Plusieurs métriques ont été utilisées pour examiner la relation entre l’exposition (au radon, au rayonnement gamma ou au cumul des deux) et l’incidence des leucémies : l’exposition moyenne annuelle à l’âge du diagnostic, l’exposition cumulée depuis la naissance (postulant la stabilité résidentielle de la naissance au diagnostic), et la dose cumulée à la moelle osseuse (estimée en utilisant des facteurs de conversion spécifiques pour la période intra-utérine, la première année de vie et les années d’enfance successives). Différentes analyses ont été réalisées : pour l’ensemble des leucémies, pour les LAL et les LAM séparément, par âge et par groupes d’âges de cinq ans. Aucune ne montre un excès de risque de leucémie associé à l’exposition : les ratios standardisés d’incidence sont tous proches de l’unité et aucune tendance dose-réponse n’émerge. Les analyses secondaires dans la population de Geocap n’indiquent pas d’influence des facteurs socio-démographiques et environnementaux considérés.
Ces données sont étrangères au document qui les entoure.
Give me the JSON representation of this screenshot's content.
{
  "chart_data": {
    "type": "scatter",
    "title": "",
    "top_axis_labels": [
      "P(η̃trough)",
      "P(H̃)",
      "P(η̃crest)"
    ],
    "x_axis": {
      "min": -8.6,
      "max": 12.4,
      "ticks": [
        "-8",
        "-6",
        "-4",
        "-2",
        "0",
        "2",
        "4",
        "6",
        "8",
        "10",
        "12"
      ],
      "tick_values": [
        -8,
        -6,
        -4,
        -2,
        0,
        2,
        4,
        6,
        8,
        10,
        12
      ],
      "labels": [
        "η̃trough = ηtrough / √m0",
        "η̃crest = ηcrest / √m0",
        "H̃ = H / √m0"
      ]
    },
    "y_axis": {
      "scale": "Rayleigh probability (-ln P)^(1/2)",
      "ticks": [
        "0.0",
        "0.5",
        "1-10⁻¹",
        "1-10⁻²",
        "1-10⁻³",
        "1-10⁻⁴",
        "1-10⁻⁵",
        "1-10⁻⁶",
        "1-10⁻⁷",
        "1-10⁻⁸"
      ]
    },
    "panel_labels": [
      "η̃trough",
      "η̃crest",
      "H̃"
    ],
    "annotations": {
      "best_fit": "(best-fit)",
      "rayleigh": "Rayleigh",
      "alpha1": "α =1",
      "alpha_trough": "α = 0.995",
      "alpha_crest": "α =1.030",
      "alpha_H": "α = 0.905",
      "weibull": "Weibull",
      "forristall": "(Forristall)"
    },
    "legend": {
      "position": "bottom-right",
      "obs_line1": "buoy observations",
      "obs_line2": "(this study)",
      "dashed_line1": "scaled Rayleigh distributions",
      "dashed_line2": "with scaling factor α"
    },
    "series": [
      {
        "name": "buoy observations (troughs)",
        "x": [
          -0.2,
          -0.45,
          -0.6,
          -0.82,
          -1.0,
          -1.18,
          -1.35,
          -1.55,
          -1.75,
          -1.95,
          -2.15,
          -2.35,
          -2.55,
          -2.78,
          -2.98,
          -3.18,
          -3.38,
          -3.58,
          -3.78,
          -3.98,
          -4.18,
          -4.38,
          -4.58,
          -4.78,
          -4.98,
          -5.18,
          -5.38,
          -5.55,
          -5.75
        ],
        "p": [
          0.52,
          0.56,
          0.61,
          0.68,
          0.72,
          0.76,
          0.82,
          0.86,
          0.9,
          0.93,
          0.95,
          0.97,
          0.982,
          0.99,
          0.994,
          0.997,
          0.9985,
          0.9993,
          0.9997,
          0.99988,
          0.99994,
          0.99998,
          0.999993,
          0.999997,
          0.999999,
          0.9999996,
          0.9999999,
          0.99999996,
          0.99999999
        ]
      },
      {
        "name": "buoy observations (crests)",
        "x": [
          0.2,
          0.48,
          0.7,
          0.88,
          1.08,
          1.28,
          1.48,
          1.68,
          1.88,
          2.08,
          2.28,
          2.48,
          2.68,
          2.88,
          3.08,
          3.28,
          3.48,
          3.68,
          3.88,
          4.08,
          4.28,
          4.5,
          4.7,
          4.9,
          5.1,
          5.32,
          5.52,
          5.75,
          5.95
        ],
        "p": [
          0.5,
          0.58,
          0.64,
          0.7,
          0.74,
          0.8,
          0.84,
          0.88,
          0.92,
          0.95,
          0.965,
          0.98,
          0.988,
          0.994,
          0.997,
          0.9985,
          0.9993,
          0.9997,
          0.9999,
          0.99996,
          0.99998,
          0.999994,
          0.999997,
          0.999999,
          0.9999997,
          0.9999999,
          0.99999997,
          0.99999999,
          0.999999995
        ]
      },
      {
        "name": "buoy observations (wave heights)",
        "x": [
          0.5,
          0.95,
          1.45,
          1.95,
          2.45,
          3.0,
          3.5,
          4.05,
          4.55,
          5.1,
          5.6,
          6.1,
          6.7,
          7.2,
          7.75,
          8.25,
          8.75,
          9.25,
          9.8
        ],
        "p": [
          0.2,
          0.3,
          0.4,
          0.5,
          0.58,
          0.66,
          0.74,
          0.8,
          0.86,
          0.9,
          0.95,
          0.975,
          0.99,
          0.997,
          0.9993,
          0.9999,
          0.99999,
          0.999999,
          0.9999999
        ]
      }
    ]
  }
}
Deux études d’ampleur nationale, l’une britannique et l’autre suisse [1], ont récemment rapporté une association entre l’exposition résidentielle au rayonnement gamma d’origine naturelle et le risque de leucémie de l’enfant. L’excès de risque par mSv de dose cumulée était de 9 % (IC95 : 2 à 17 %) dans la première (9 058 cas sur la période 1980-2006) et de 4 % (IC95 : 0 à 8 %) dans la seconde (530 cas entre 1990 et 2008). La différence d’exposition (en termes de fourchette des valeurs et de valeur moyenne) entre la France et ces deux pays semble trop faible pour expliquer des résultats divergents. Le point de référence utilisé pour estimer l’exposition cumulée pourrait en revanche s’avérer discriminant : commune de résidence au moment du diagnostic dans cette étude, adresse à l’inclusion (lors du recensement de la population) dans l’étude suisse, et adresse à la naissance, qui pourrait être plus pertinente, dans l’étude britannique. La prise en compte de l’histoire résidentielle dans sa totalité, ou au moins de ses deux extrêmes (adresse à la naissance et à la fin du suivi), permettrait d’améliorer l’évaluation du risque de leucémie associé à l’exposition à la radioactivité naturelle.

 

 

 

  • [1] Environ Risque Sante 2015; 14: 459-60. doi: 10.1684/ers.2015.0814.

Publication analysée :

* Demoury C1, Marquant F, Ielsch G, et al. Residential exposure to natural background radiation and risk of childhood acute leukemia in France, 1990-2009. Environ Health Perspect 2017; 125: 714-20. doi: 10.1289/EHP296

1 INSERM, Université Paris-Descartes, Université Sorbonne-Paris-Cité, CRESS-EPICEA, Epidémiologie des cancers de l’enfant et de l’adolescent, Paris, France.